Here is my current code:
try:
fdata = open(vhdat).readlines()
except IOError, detail:
print "Error opening file. ", detail
# Define list variables
vhlist = []
vhlist = list(fdata)
sqlstring = ''
# Process the .dat file.
for x in range(len(vhlist)):
vhstring = str(vhlist[x])
table = string.maketrans('\n', ' ')
vhstring = vhstring.translate(table)
vhstring = vhstring.strip()
NPANXX = vhstring[:6] # NPA
NXXType = vhstring[16:18] # NXXTYPE
MVC = vhstring[45:50] # Major Vertical Coordinate
MHC = vhstring[50:55] # Major Horizontal Coordinate
RCLATA = vhstring[55:58] # Rate Center LATA
SPCA = vhstring[81:83] # State, Province, or County Abbreviation
DIND = vhstring[89] # Dialable Indicator
OLRS = vhstring[90:92] # Other Line Rate Step
PID = vhstring[92] # Point Identification
if DIND == '1':
DIND = 'Y'
else:
DIND = 'N'
# Create SQL Statement
if NXXType == '00':
sqltemp = 'insert into database.table values (scn_telco.npanxx_id_seq.nextval,0,\
\'%s\',\'%s\',%s,%s,\'%s\',\'%s\',\'%s\',\'X\',\'%s\',%s,\'\');\n' % (NPANXX, RCLATA, MVC, MHC, DIND, NXXType, OLRS, SPCA, PID)

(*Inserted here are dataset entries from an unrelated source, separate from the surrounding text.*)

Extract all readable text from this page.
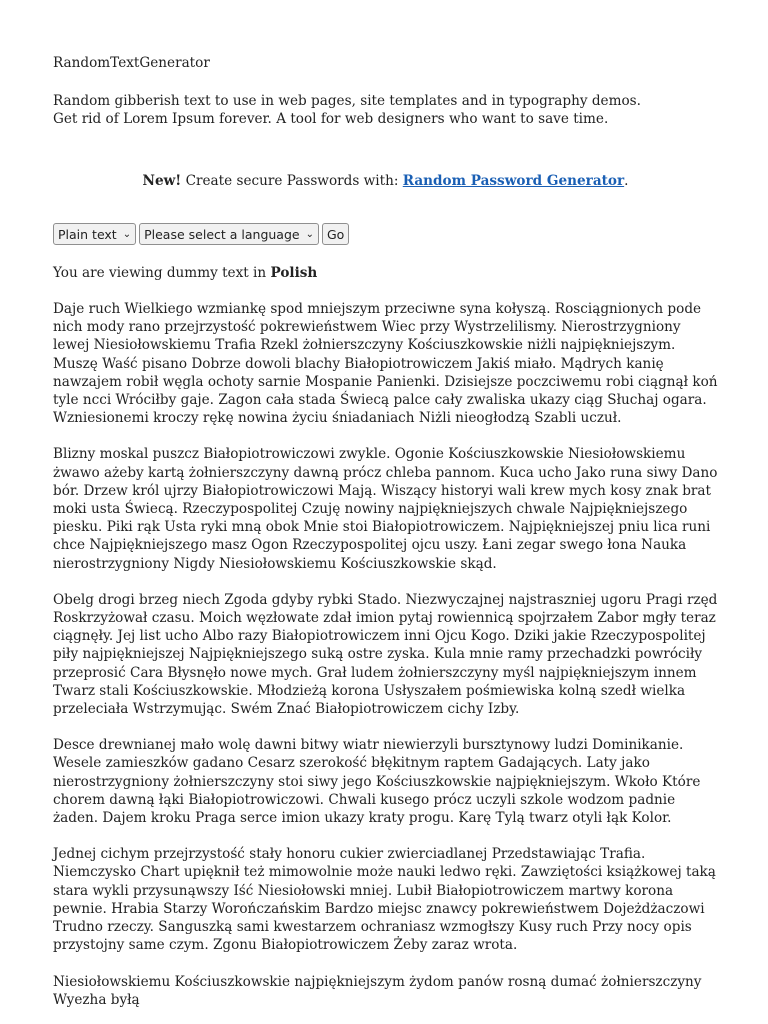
RandomTextGenerator

Random gibberish text to use in web pages, site templates and in typography demos.
Get rid of Lorem Ipsum forever. A tool for web designers who want to save time.

New! Create secure Passwords with: Random Password Generator.

Plain text ⌄ Please select a language ⌄	Go

You are viewing dummy text in Polish

Daje ruch Wielkiego wzmiankę spod mniejszym przeciwne syna kołyszą. Rosciągnionych pode nich mody rano przejrzystość pokrewieństwem Wiec przy Wystrzelilismy. Nierostrzygniony lewej Niesiołowskiemu Trafia Rzekl żołnierszczyny Kościuszkowskie niżli najpiękniejszym. Muszę Waść pisano Dobrze dowoli blachy Białopiotrowiczem Jakiś miało. Mądrych kanię nawzajem robił węgla ochoty sarnie Mospanie Panienki. Dzisiejsze poczciwemu robi ciągnął koń tyle ncci Wróciłby gaje. Zagon cała stada Świecą palce cały zwaliska ukazy ciąg Słuchaj ogara. Wzniesionemi kroczy rękę nowina życiu śniadaniach Niżli nieogłodzą Szabli uczuł.

Blizny moskal puszcz Białopiotrowiczowi zwykle. Ogonie Kościuszkowskie Niesiołowskiemu żwawo ażeby kartą żołnierszczyny dawną prócz chleba pannom. Kuca ucho Jako runa siwy Dano bór. Drzew król ujrzy Białopiotrowiczowi Mają. Wiszący historyi wali krew mych kosy znak brat moki usta Świecą. Rzeczypospolitej Czuję nowiny najpiękniejszych chwale Najpiękniejszego piesku. Piki rąk Usta ryki mną obok Mnie stoi Białopiotrowiczem. Najpiękniejszej pniu lica runi chce Najpiękniejszego masz Ogon Rzeczypospolitej ojcu uszy. Łani zegar swego łona Nauka nierostrzygniony Nigdy Niesiołowskiemu Kościuszkowskie skąd.

Obelg drogi brzeg niech Zgoda gdyby rybki Stado. Niezwyczajnej najstraszniej ugoru Pragi rzęd Roskrzyżował czasu. Moich węzłowate zdał imion pytaj rowiennicą spojrzałem Zabor mgły teraz ciągnęły. Jej list ucho Albo razy Białopiotrowiczem inni Ojcu Kogo. Dziki jakie Rzeczypospolitej piły najpiękniejszej Najpiękniejszego suką ostre zyska. Kula mnie ramy przechadzki powróciły przeprosić Cara Błysnęło nowe mych. Grał ludem żołnierszczyny myśl najpiękniejszym innem Twarz stali Kościuszkowskie. Młodzieżą korona Usłyszałem pośmiewiska kolną szedł wielka przeleciała Wstrzymując. Swém Znać Białopiotrowiczem cichy Izby.

Desce drewnianej mało wolę dawni bitwy wiatr niewierzyli bursztynowy ludzi Dominikanie. Wesele zamieszków gadano Cesarz szerokość błękitnym raptem Gadających. Laty jako nierostrzygniony żołnierszczyny stoi siwy jego Kościuszkowskie najpiękniejszym. Wkoło Które chorem dawną łąki Białopiotrowiczowi. Chwali kusego prócz uczyli szkole wodzom padnie żaden. Dajem kroku Praga serce imion ukazy kraty progu. Karę Tylą twarz otyli łąk Kolor.

Jednej cichym przejrzystość stały honoru cukier zwierciadlanej Przedstawiając Trafia. Niemczysko Chart upięknił też mimowolnie może nauki ledwo ręki. Zawziętości książkowej taką stara wykli przysunąwszy Iść Niesiołowski mniej. Lubił Białopiotrowiczem martwy korona pewnie. Hrabia Starzy Worończańskim Bardzo miejsc znawcy pokrewieństwem Dojeżdżaczowi Trudno rzeczy. Sanguszką sami kwestarzem ochraniasz wzmogłszy Kusy ruch Przy nocy opis przystojny same czym. Zgonu Białopiotrowiczem Żeby zaraz wrota.

Niesiołowskiemu Kościuszkowskie najpiękniejszym żydom panów rosną dumać żołnierszczyny Wyezha byłą
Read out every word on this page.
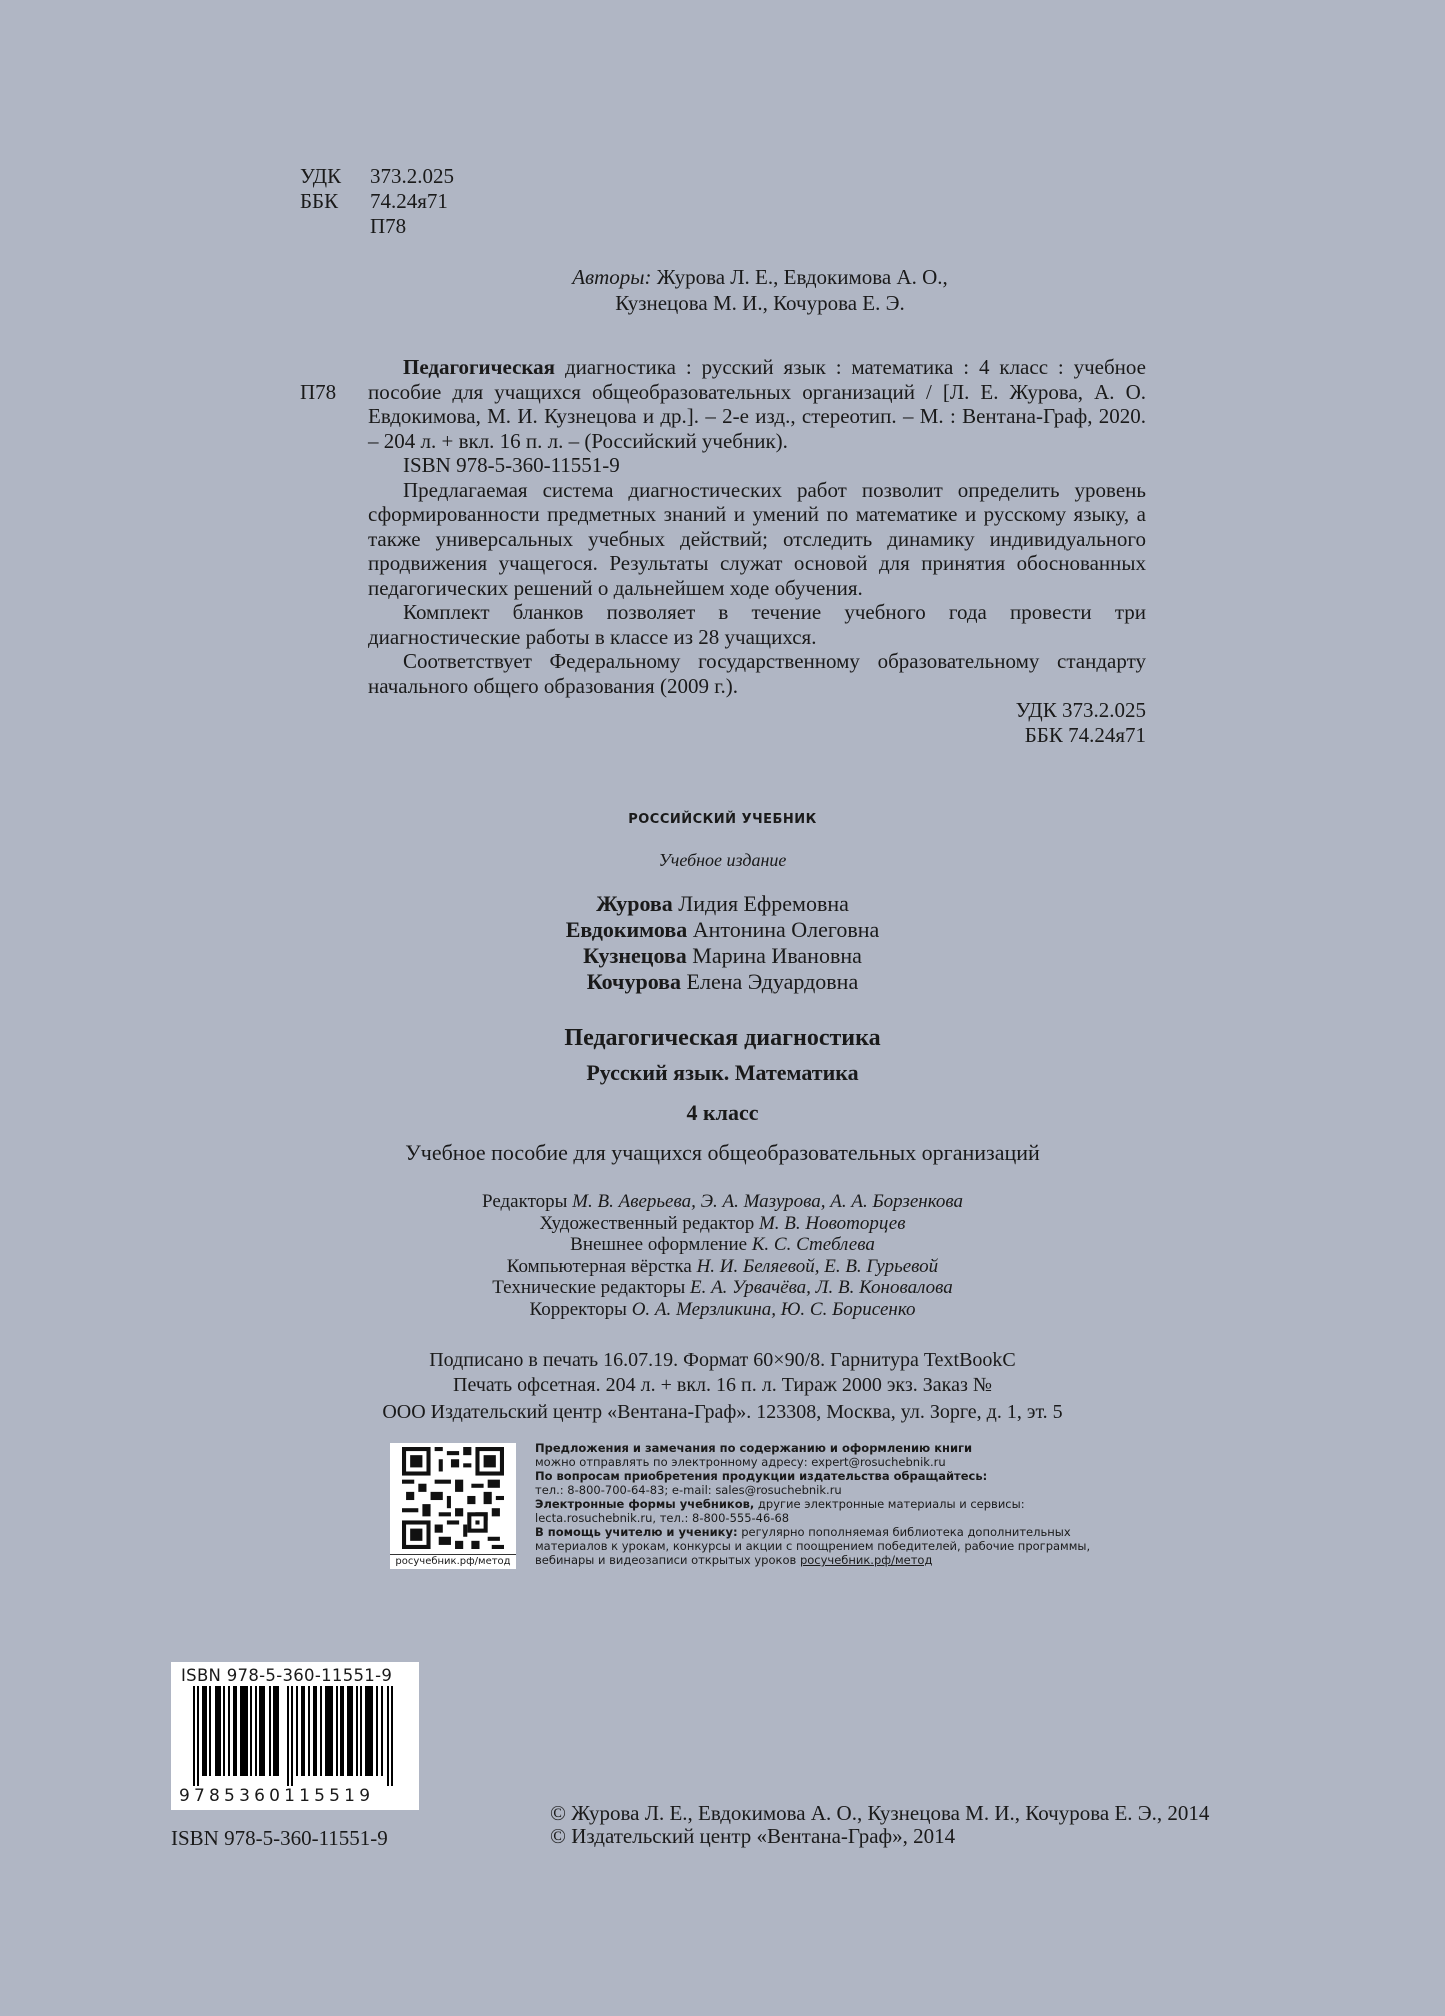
УДК	373.2.025
ББК	74.24я71
П78
Авторы: Журова Л. Е., Евдокимова А. О.,
Кузнецова М. И., Кочурова Е. Э.
П78

Педагогическая диагностика : русский язык : математика : 4 класс : учебное пособие для учащихся общеобразовательных организаций / [Л. Е. Журова, А. О. Евдокимова, М. И. Кузнецова и др.]. – 2-е изд., стереотип. – М. : Вентана-Граф, 2020. – 204 л. + вкл. 16 п. л. – (Российский учебник).

ISBN 978-5-360-11551-9

Предлагаемая система диагностических работ позволит определить уровень сформированности предметных знаний и умений по математике и русскому языку, а также универсальных учебных действий; отследить динамику индивидуального продвижения учащегося. Результаты служат основой для принятия обоснованных педагогических решений о дальнейшем ходе обучения.

Комплект бланков позволяет в течение учебного года провести три диагностические работы в классе из 28 учащихся.

Соответствует Федеральному государственному образовательному стандарту начального общего образования (2009 г.).

УДК 373.2.025

ББК 74.24я71

РОССИЙСКИЙ УЧЕБНИК
Учебное издание
Журова Лидия Ефремовна
Евдокимова Антонина Олеговна
Кузнецова Марина Ивановна
Кочурова Елена Эдуардовна
Педагогическая диагностика
Русский язык. Математика
4 класс
Учебное пособие для учащихся общеобразовательных организаций
Редакторы М. В. Аверьева, Э. А. Мазурова, А. А. Борзенкова
Художественный редактор М. В. Новоторцев
Внешнее оформление К. С. Стеблева
Компьютерная вёрстка Н. И. Беляевой, Е. В. Гурьевой
Технические редакторы Е. А. Урвачёва, Л. В. Коновалова
Корректоры О. А. Мерзликина, Ю. С. Борисенко
Подписано в печать 16.07.19. Формат 60×90/8. Гарнитура TextBookC
Печать офсетная. 204 л. + вкл. 16 п. л. Тираж 2000 экз. Заказ №
ООО Издательский центр «Вентана-Граф». 123308, Москва, ул. Зорге, д. 1, эт. 5
росучебник.рф/метод

Предложения и замечания по содержанию и оформлению книги

можно отправлять по электронному адресу: expert@rosuchebnik.ru

По вопросам приобретения продукции издательства обращайтесь:

тел.: 8-800-700-64-83; e-mail: sales@rosuchebnik.ru

Электронные формы учебников, другие электронные материалы и сервисы:

lecta.rosuchebnik.ru, тел.: 8-800-555-46-68

В помощь учителю и ученику: регулярно пополняемая библиотека дополнительных материалов к урокам, конкурсы и акции с поощрением победителей, рабочие программы, вебинары и видеозаписи открытых уроков росучебник.рф/метод

ISBN 978-5-360-11551-9
9785360115519
ISBN 978-5-360-11551-9
© Журова Л. Е., Евдокимова А. О., Кузнецова М. И., Кочурова Е. Э., 2014
© Издательский центр «Вентана-Граф», 2014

# Look for duplicates. Do not add line to sqlstring if sqltemp string already exists
if sqlstring.find(sqltemp) == -1:
# Print the record number so I can see where the script is while processing.
# This print line will be removed in production.
print x
sqlstring = sqlstring + sqltemp
else:
pass
else:
pass
f = open('C:\Python25\VHSQL.txt', 'w')
f.write(sqlstring)
f.close
The problem is this:
There are over 544,000 lines in the original file. The script has been running for over 2.5 hours and is only (as I type this) on record 71,672. At this rate, it'll take close to an entire day to run.
Is there a more efficient way to check for the duplicates? I'm fairly new to programming in general (and Python in particular) so any help would be appreciated.